PET/SPECT and MRI scans	MRI Scan	PET/SPECT scan will be used to evaluate the utility of mGluR5 binding as a biomarker of the CNTNAP2 mutation and related mTOR kinase pathway dysregulation. 30 minutes structural MRI will be obtained to permit co-registration of PET images.

Primary Outcome Measures

Name	Time	Method
Level of mGluR5 PET Binding in Dorsolateral Prefrontal Cortex (DLPFC) in CNTNAP2 Mutation Carriers vs. Comparison Subjects	90 minutes and the comparison will be binding in the specific regions listed (e.g., DLPFC) controlled by binding in the cerebellum/input function	Outcome measure is total distribution volume (VT) where distribution volume of the non displaceable compartment (VND) plus binding potential (BPP) with respect to the arterial plasma concentration of tracer.
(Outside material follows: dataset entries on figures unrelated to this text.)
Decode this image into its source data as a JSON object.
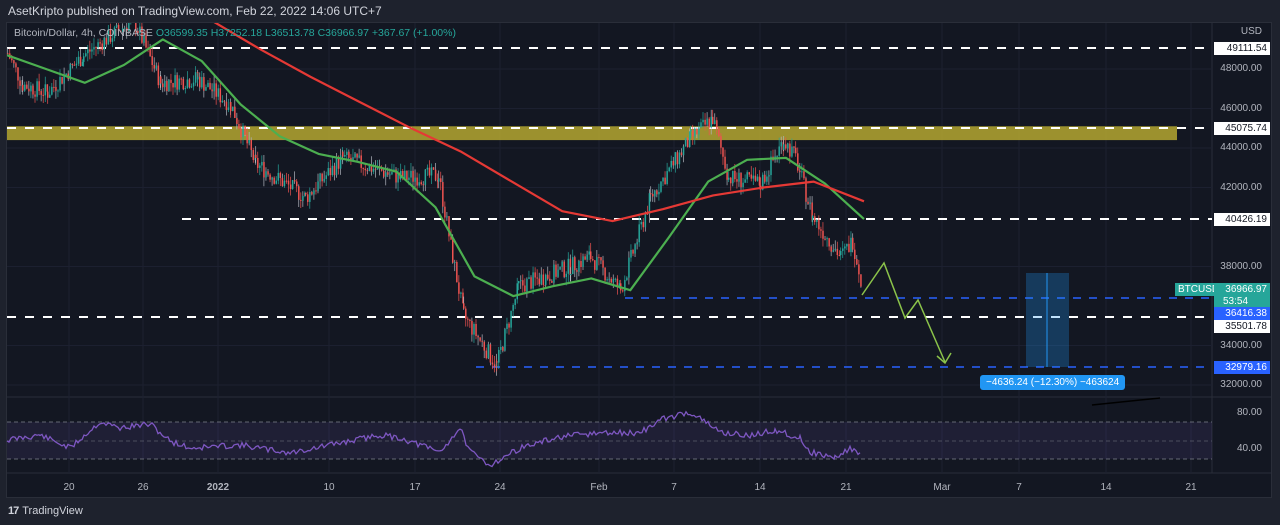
{
  "header": {
    "published": "AsetKripto published on TradingView.com, Feb 22, 2022 14:06 UTC+7"
  },
  "legend": {
    "symbol": "Bitcoin/Dollar, 4h, COINBASE",
    "open": "O36599.35",
    "high": "H37252.18",
    "low": "L36513.78",
    "close": "C36966.97",
    "change": "+367.67 (+1.00%)"
  },
  "price_axis": {
    "currency": "USD",
    "ticks": [
      {
        "label": "48000.00",
        "price": 48000
      },
      {
        "label": "46000.00",
        "price": 46000
      },
      {
        "label": "44000.00",
        "price": 44000
      },
      {
        "label": "42000.00",
        "price": 42000
      },
      {
        "label": "38000.00",
        "price": 38000
      },
      {
        "label": "34000.00",
        "price": 34000
      },
      {
        "label": "32000.00",
        "price": 32000
      }
    ],
    "tags": {
      "level_49111": "49111.54",
      "level_45075": "45075.74",
      "level_40426": "40426.19",
      "last_price": "36966.97",
      "symbol": "BTCUSD",
      "countdown": "53:54",
      "level_36416": "36416.38",
      "level_35501": "35501.78",
      "level_32979": "32979.16"
    }
  },
  "rsi_axis": {
    "ticks": [
      "80.00",
      "40.00"
    ]
  },
  "time_axis": {
    "labels": [
      {
        "label": "20",
        "x": 69
      },
      {
        "label": "26",
        "x": 143
      },
      {
        "label": "2022",
        "x": 218
      },
      {
        "label": "10",
        "x": 329
      },
      {
        "label": "17",
        "x": 415
      },
      {
        "label": "24",
        "x": 500
      },
      {
        "label": "Feb",
        "x": 599
      },
      {
        "label": "7",
        "x": 674
      },
      {
        "label": "14",
        "x": 760
      },
      {
        "label": "21",
        "x": 846
      },
      {
        "label": "Mar",
        "x": 942
      },
      {
        "label": "7",
        "x": 1019
      },
      {
        "label": "14",
        "x": 1106
      },
      {
        "label": "21",
        "x": 1191
      }
    ]
  },
  "measure": {
    "label": "−4636.24 (−12.30%) −463624"
  },
  "footer": {
    "brand": "TradingView",
    "logo": "17"
  },
  "colors": {
    "up": "#26a69a",
    "down": "#ef5350",
    "ma_fast": "#4caf50",
    "ma_slow": "#e53935",
    "resistance_zone": "#b5a730",
    "rsi": "#7e57c2",
    "blue_level": "#2962ff",
    "projection": "#8bc34a"
  },
  "chart_data": {
    "type": "candlestick",
    "title": "Bitcoin/Dollar, 4h, COINBASE",
    "ylabel": "USD",
    "ylim": [
      31500,
      50200
    ],
    "x_ticks": [
      "20",
      "26",
      "2022",
      "10",
      "17",
      "24",
      "Feb",
      "7",
      "14",
      "21",
      "Mar",
      "7",
      "14",
      "21"
    ],
    "y_ticks": [
      32000,
      34000,
      38000,
      42000,
      44000,
      46000,
      48000
    ],
    "last": {
      "open": 36599.35,
      "high": 37252.18,
      "low": 36513.78,
      "close": 36966.97,
      "change": 367.67,
      "change_pct": 1.0
    },
    "horizontal_levels": [
      49111.54,
      45075.74,
      40426.19,
      36416.38,
      35501.78,
      32979.16
    ],
    "resistance_zone": [
      44400,
      45100
    ],
    "price_path_approx": [
      {
        "date": "Dec 16",
        "price": 48800
      },
      {
        "date": "Dec 18",
        "price": 47200
      },
      {
        "date": "Dec 20",
        "price": 46800
      },
      {
        "date": "Dec 23",
        "price": 48700
      },
      {
        "date": "Dec 27",
        "price": 50500
      },
      {
        "date": "Dec 29",
        "price": 47300
      },
      {
        "date": "Jan 1",
        "price": 47500
      },
      {
        "date": "Jan 4",
        "price": 46200
      },
      {
        "date": "Jan 6",
        "price": 43200
      },
      {
        "date": "Jan 10",
        "price": 41500
      },
      {
        "date": "Jan 13",
        "price": 43500
      },
      {
        "date": "Jan 17",
        "price": 42500
      },
      {
        "date": "Jan 20",
        "price": 42600
      },
      {
        "date": "Jan 21",
        "price": 38500
      },
      {
        "date": "Jan 22",
        "price": 35500
      },
      {
        "date": "Jan 24",
        "price": 33000
      },
      {
        "date": "Jan 26",
        "price": 37000
      },
      {
        "date": "Jan 28",
        "price": 37500
      },
      {
        "date": "Jan 30",
        "price": 38000
      },
      {
        "date": "Feb 1",
        "price": 38500
      },
      {
        "date": "Feb 3",
        "price": 36800
      },
      {
        "date": "Feb 5",
        "price": 41500
      },
      {
        "date": "Feb 8",
        "price": 44500
      },
      {
        "date": "Feb 10",
        "price": 45500
      },
      {
        "date": "Feb 11",
        "price": 42500
      },
      {
        "date": "Feb 14",
        "price": 42200
      },
      {
        "date": "Feb 16",
        "price": 44400
      },
      {
        "date": "Feb 17",
        "price": 43500
      },
      {
        "date": "Feb 18",
        "price": 40500
      },
      {
        "date": "Feb 20",
        "price": 38500
      },
      {
        "date": "Feb 21",
        "price": 39300
      },
      {
        "date": "Feb 22",
        "price": 36966.97
      }
    ],
    "ma_fast_approx": [
      48700,
      48000,
      47300,
      48200,
      49500,
      48400,
      46200,
      44600,
      43700,
      43300,
      42800,
      41000,
      37500,
      36500,
      37000,
      37400,
      36800,
      39500,
      42300,
      43400,
      43500,
      42200,
      40400
    ],
    "ma_slow_approx": [
      50500,
      49000,
      47600,
      46300,
      45000,
      43800,
      42300,
      40800,
      40300,
      40900,
      41600,
      42000,
      42300,
      41300
    ],
    "projection_path": [
      36966,
      38200,
      35600,
      36400,
      33000
    ],
    "measurement": {
      "delta": -4636.24,
      "pct": -12.3,
      "text": "-4636.24 (-12.30%) -463624"
    },
    "rsi": {
      "ticks": [
        80,
        40
      ],
      "bands": [
        70,
        50,
        30
      ]
    }
  }
}
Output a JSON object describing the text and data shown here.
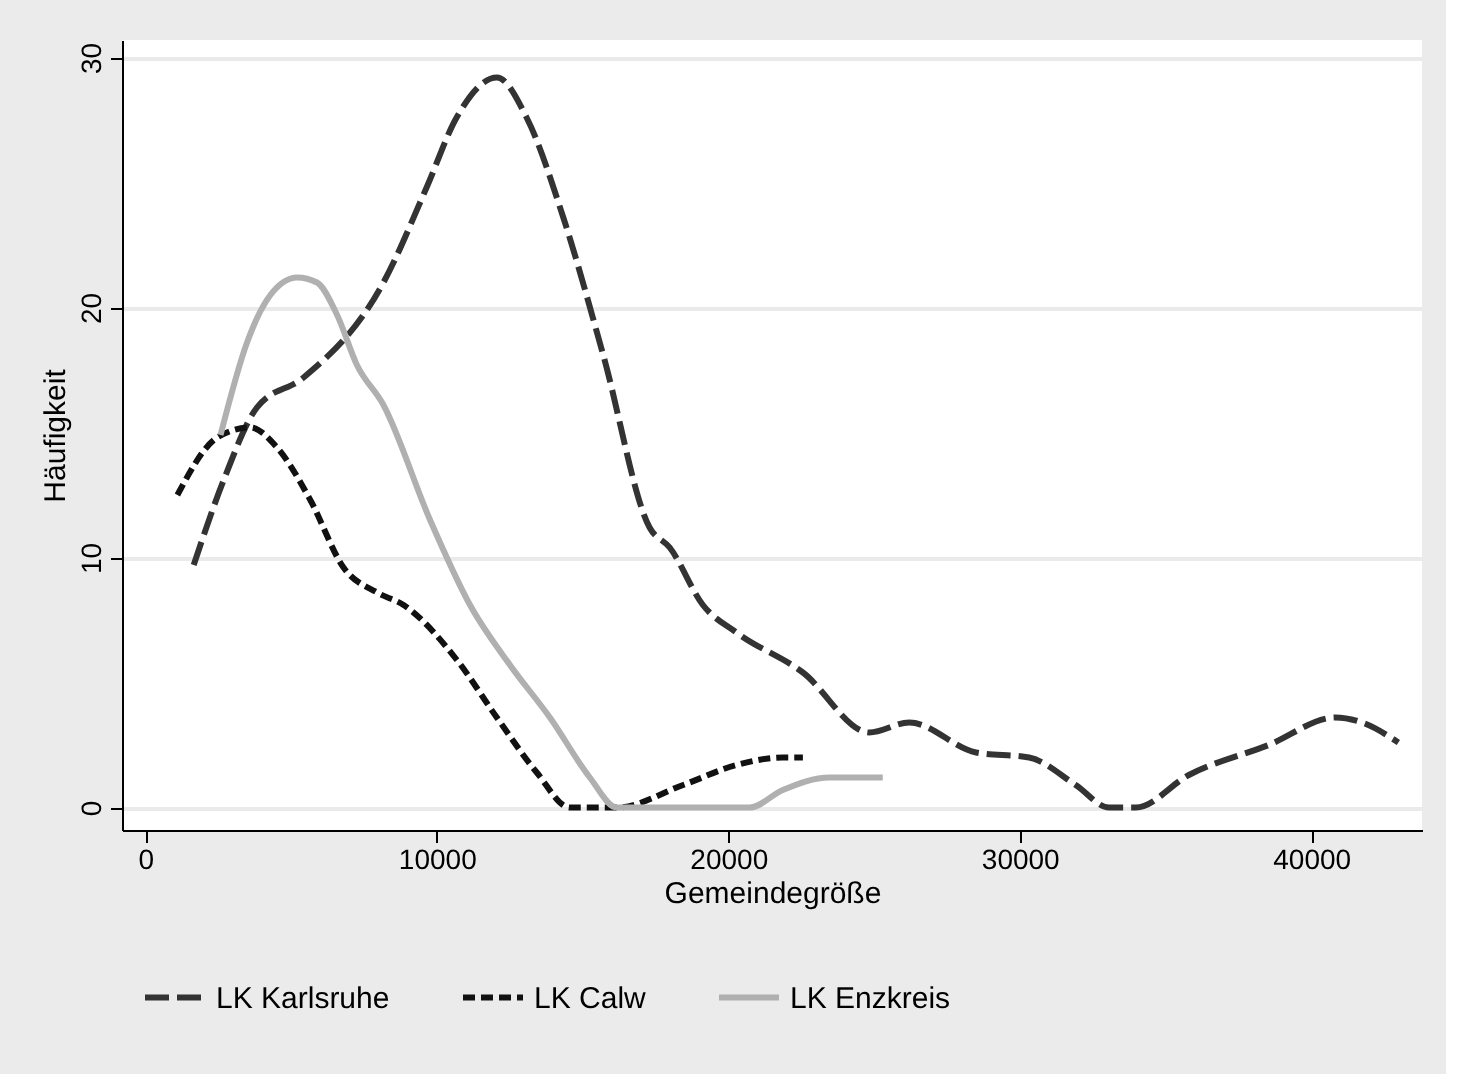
{
  "chart_data": {
    "type": "line",
    "xlabel": "Gemeindegröße",
    "ylabel": "Häufigkeit",
    "xlim": [
      -800,
      43800
    ],
    "ylim": [
      -0.9,
      30.7
    ],
    "xticks": [
      0,
      10000,
      20000,
      30000,
      40000
    ],
    "yticks": [
      0,
      10,
      20,
      30
    ],
    "grid": "y",
    "legend": "bottom",
    "marker": "none",
    "series": [
      {
        "name": "LK Karlsruhe",
        "color": "#333333",
        "line_style": "dashed",
        "x": [
          1660,
          2690,
          3830,
          5430,
          8170,
          9650,
          10680,
          12060,
          13080,
          14340,
          15710,
          17300,
          17990,
          19130,
          20280,
          22560,
          24840,
          26210,
          28500,
          30320,
          31920,
          33060,
          33980,
          35800,
          38540,
          40830,
          41740,
          42990
        ],
        "values": [
          9.7,
          13.1,
          16.0,
          17.2,
          21.0,
          24.8,
          27.6,
          29.2,
          27.6,
          23.6,
          18.1,
          11.2,
          10.4,
          8.1,
          7.0,
          5.4,
          3.0,
          3.4,
          2.2,
          2.0,
          0.9,
          0,
          0,
          1.3,
          2.5,
          3.6,
          3.4,
          2.6
        ]
      },
      {
        "name": "LK Calw",
        "color": "#111111",
        "line_style": "dotted",
        "x": [
          1100,
          2470,
          3600,
          4520,
          5660,
          6800,
          7950,
          8860,
          10690,
          12060,
          13430,
          14560,
          16170,
          18450,
          20280,
          21870,
          22560
        ],
        "values": [
          12.5,
          14.8,
          15.2,
          14.4,
          12.3,
          9.6,
          8.6,
          8.1,
          5.9,
          3.6,
          1.4,
          0,
          0,
          0.9,
          1.7,
          2.0,
          2.0
        ]
      },
      {
        "name": "LK Enzkreis",
        "color": "#b0b0b0",
        "line_style": "solid",
        "x": [
          2580,
          3490,
          4290,
          5210,
          5890,
          6580,
          7260,
          8170,
          9770,
          11140,
          12510,
          13880,
          15250,
          16170,
          20730,
          21870,
          23470,
          25300
        ],
        "values": [
          14.9,
          18.6,
          20.5,
          21.2,
          21.0,
          19.7,
          17.7,
          16.1,
          11.5,
          8.1,
          5.7,
          3.6,
          1.2,
          0,
          0,
          0.7,
          1.2,
          1.2
        ]
      }
    ]
  }
}
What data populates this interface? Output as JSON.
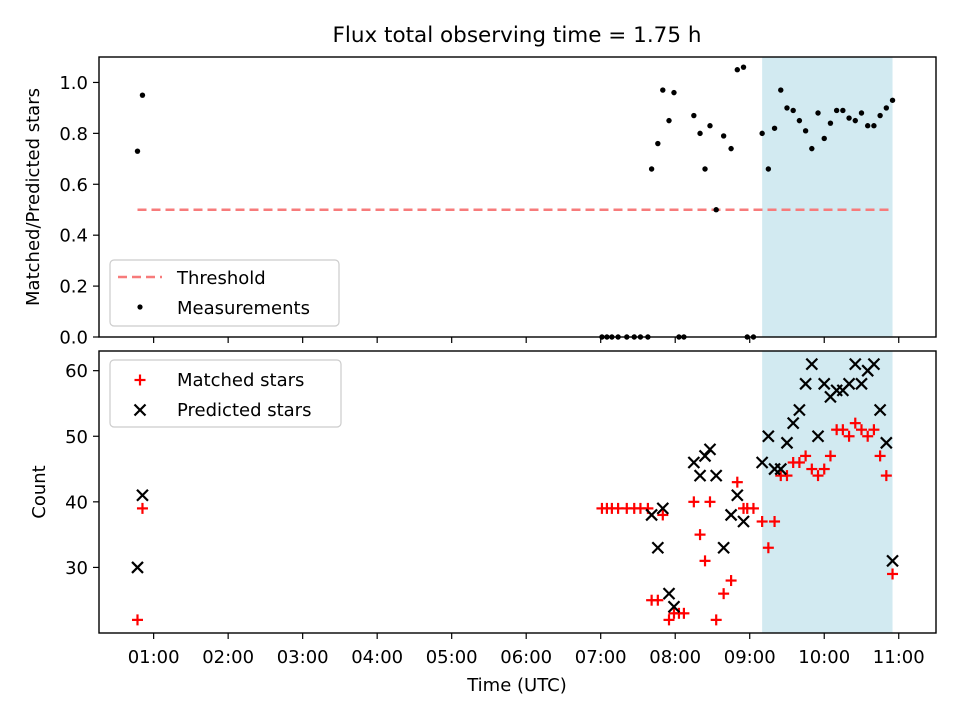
{
  "figure_title": "Flux total observing time = 1.75 h",
  "colors": {
    "threshold": "#f77b7b",
    "matched": "#ff0000",
    "predicted": "#000000",
    "measurement": "#000000",
    "highlight": "#add8e6"
  },
  "chart_data": [
    {
      "type": "scatter",
      "panel": "top",
      "ylabel": "Matched/Predicted stars",
      "ylim": [
        0,
        1.1
      ],
      "yticks": [
        0.0,
        0.2,
        0.4,
        0.6,
        0.8,
        1.0
      ],
      "ytick_labels": [
        "0.0",
        "0.2",
        "0.4",
        "0.6",
        "0.8",
        "1.0"
      ],
      "xlim": [
        "00:16",
        "11:30"
      ],
      "shaded_interval": [
        "09:10",
        "10:55"
      ],
      "legend_location": "lower-left",
      "legend": [
        {
          "label": "Threshold",
          "marker": "dashed-line"
        },
        {
          "label": "Measurements",
          "marker": "dot"
        }
      ],
      "threshold": {
        "name": "Threshold",
        "y": 0.5,
        "x_range": [
          "00:47",
          "10:53"
        ],
        "style": "dashed"
      },
      "series": [
        {
          "name": "Measurements",
          "points": [
            [
              "00:47",
              0.73
            ],
            [
              "00:51",
              0.95
            ],
            [
              "07:01",
              0.0
            ],
            [
              "07:05",
              0.0
            ],
            [
              "07:09",
              0.0
            ],
            [
              "07:14",
              0.0
            ],
            [
              "07:21",
              0.0
            ],
            [
              "07:27",
              0.0
            ],
            [
              "07:32",
              0.0
            ],
            [
              "07:38",
              0.0
            ],
            [
              "07:41",
              0.66
            ],
            [
              "07:46",
              0.76
            ],
            [
              "07:50",
              0.97
            ],
            [
              "07:55",
              0.85
            ],
            [
              "07:59",
              0.96
            ],
            [
              "08:03",
              0.0
            ],
            [
              "08:07",
              0.0
            ],
            [
              "08:15",
              0.87
            ],
            [
              "08:20",
              0.8
            ],
            [
              "08:24",
              0.66
            ],
            [
              "08:28",
              0.83
            ],
            [
              "08:33",
              0.5
            ],
            [
              "08:39",
              0.79
            ],
            [
              "08:45",
              0.74
            ],
            [
              "08:50",
              1.05
            ],
            [
              "08:55",
              1.06
            ],
            [
              "08:58",
              0.0
            ],
            [
              "09:03",
              0.0
            ],
            [
              "09:10",
              0.8
            ],
            [
              "09:15",
              0.66
            ],
            [
              "09:20",
              0.82
            ],
            [
              "09:25",
              0.97
            ],
            [
              "09:30",
              0.9
            ],
            [
              "09:35",
              0.89
            ],
            [
              "09:40",
              0.85
            ],
            [
              "09:45",
              0.81
            ],
            [
              "09:50",
              0.74
            ],
            [
              "09:55",
              0.88
            ],
            [
              "10:00",
              0.78
            ],
            [
              "10:05",
              0.84
            ],
            [
              "10:10",
              0.89
            ],
            [
              "10:15",
              0.89
            ],
            [
              "10:20",
              0.86
            ],
            [
              "10:25",
              0.85
            ],
            [
              "10:30",
              0.88
            ],
            [
              "10:35",
              0.83
            ],
            [
              "10:40",
              0.83
            ],
            [
              "10:45",
              0.87
            ],
            [
              "10:50",
              0.9
            ],
            [
              "10:55",
              0.93
            ]
          ]
        }
      ]
    },
    {
      "type": "scatter",
      "panel": "bottom",
      "xlabel": "Time (UTC)",
      "ylabel": "Count",
      "ylim": [
        20,
        63
      ],
      "yticks": [
        30,
        40,
        50,
        60
      ],
      "ytick_labels": [
        "30",
        "40",
        "50",
        "60"
      ],
      "xlim": [
        "00:16",
        "11:30"
      ],
      "xtick_labels": [
        "01:00",
        "02:00",
        "03:00",
        "04:00",
        "05:00",
        "06:00",
        "07:00",
        "08:00",
        "09:00",
        "10:00",
        "11:00"
      ],
      "shaded_interval": [
        "09:10",
        "10:55"
      ],
      "legend_location": "upper-left",
      "legend": [
        {
          "label": "Matched stars",
          "marker": "plus"
        },
        {
          "label": "Predicted stars",
          "marker": "x"
        }
      ],
      "series": [
        {
          "name": "Matched stars",
          "marker": "plus",
          "points": [
            [
              "00:47",
              22
            ],
            [
              "00:51",
              39
            ],
            [
              "07:01",
              39
            ],
            [
              "07:05",
              39
            ],
            [
              "07:09",
              39
            ],
            [
              "07:14",
              39
            ],
            [
              "07:21",
              39
            ],
            [
              "07:27",
              39
            ],
            [
              "07:32",
              39
            ],
            [
              "07:38",
              39
            ],
            [
              "07:41",
              25
            ],
            [
              "07:46",
              25
            ],
            [
              "07:50",
              38
            ],
            [
              "07:55",
              22
            ],
            [
              "07:59",
              23
            ],
            [
              "08:03",
              23
            ],
            [
              "08:07",
              23
            ],
            [
              "08:15",
              40
            ],
            [
              "08:20",
              35
            ],
            [
              "08:24",
              31
            ],
            [
              "08:28",
              40
            ],
            [
              "08:33",
              22
            ],
            [
              "08:39",
              26
            ],
            [
              "08:45",
              28
            ],
            [
              "08:50",
              43
            ],
            [
              "08:55",
              39
            ],
            [
              "08:58",
              39
            ],
            [
              "09:03",
              39
            ],
            [
              "09:10",
              37
            ],
            [
              "09:15",
              33
            ],
            [
              "09:20",
              37
            ],
            [
              "09:25",
              44
            ],
            [
              "09:30",
              44
            ],
            [
              "09:35",
              46
            ],
            [
              "09:40",
              46
            ],
            [
              "09:45",
              47
            ],
            [
              "09:50",
              45
            ],
            [
              "09:55",
              44
            ],
            [
              "10:00",
              45
            ],
            [
              "10:05",
              47
            ],
            [
              "10:10",
              51
            ],
            [
              "10:15",
              51
            ],
            [
              "10:20",
              50
            ],
            [
              "10:25",
              52
            ],
            [
              "10:30",
              51
            ],
            [
              "10:35",
              50
            ],
            [
              "10:40",
              51
            ],
            [
              "10:45",
              47
            ],
            [
              "10:50",
              44
            ],
            [
              "10:55",
              29
            ]
          ]
        },
        {
          "name": "Predicted stars",
          "marker": "x",
          "points": [
            [
              "00:47",
              30
            ],
            [
              "00:51",
              41
            ],
            [
              "07:41",
              38
            ],
            [
              "07:46",
              33
            ],
            [
              "07:50",
              39
            ],
            [
              "07:55",
              26
            ],
            [
              "07:59",
              24
            ],
            [
              "08:15",
              46
            ],
            [
              "08:20",
              44
            ],
            [
              "08:24",
              47
            ],
            [
              "08:28",
              48
            ],
            [
              "08:33",
              44
            ],
            [
              "08:39",
              33
            ],
            [
              "08:45",
              38
            ],
            [
              "08:50",
              41
            ],
            [
              "08:55",
              37
            ],
            [
              "09:10",
              46
            ],
            [
              "09:15",
              50
            ],
            [
              "09:20",
              45
            ],
            [
              "09:25",
              45
            ],
            [
              "09:30",
              49
            ],
            [
              "09:35",
              52
            ],
            [
              "09:40",
              54
            ],
            [
              "09:45",
              58
            ],
            [
              "09:50",
              61
            ],
            [
              "09:55",
              50
            ],
            [
              "10:00",
              58
            ],
            [
              "10:05",
              56
            ],
            [
              "10:10",
              57
            ],
            [
              "10:15",
              57
            ],
            [
              "10:20",
              58
            ],
            [
              "10:25",
              61
            ],
            [
              "10:30",
              58
            ],
            [
              "10:35",
              60
            ],
            [
              "10:40",
              61
            ],
            [
              "10:45",
              54
            ],
            [
              "10:50",
              49
            ],
            [
              "10:55",
              31
            ]
          ]
        }
      ]
    }
  ]
}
VT=VND + BPP

Secondary Outcome Measures

Name	Time	Method
Level of mGluR5 PET Binding in Primary Visual Cortex (Occipital Pole)	90 minutes and the comparison will be binding in the specific regions listed controlled by binding in the cerebellum/input function	Evaluate PET mGluR5 binding in other regions of potential relevance, including primary visual cortex in order to determine ideal regions of interest for future intervention studies as measured by total distribution volume (VT).
Level of mGluR5 PET Binding in Hippocampus	90 minutes and the comparison will be binding in the specific regions listed controlled by binding in the cerebellum/input function	Evaluate PET mGluR5 binding in other regions of potential relevance, including hippocampus in order to determine ideal regions of interest for future intervention studies by using VT=VND + BPP. VND is assumed to be equal across brain regions and therefore VT will vary across brain regions with mGluR5 concentration.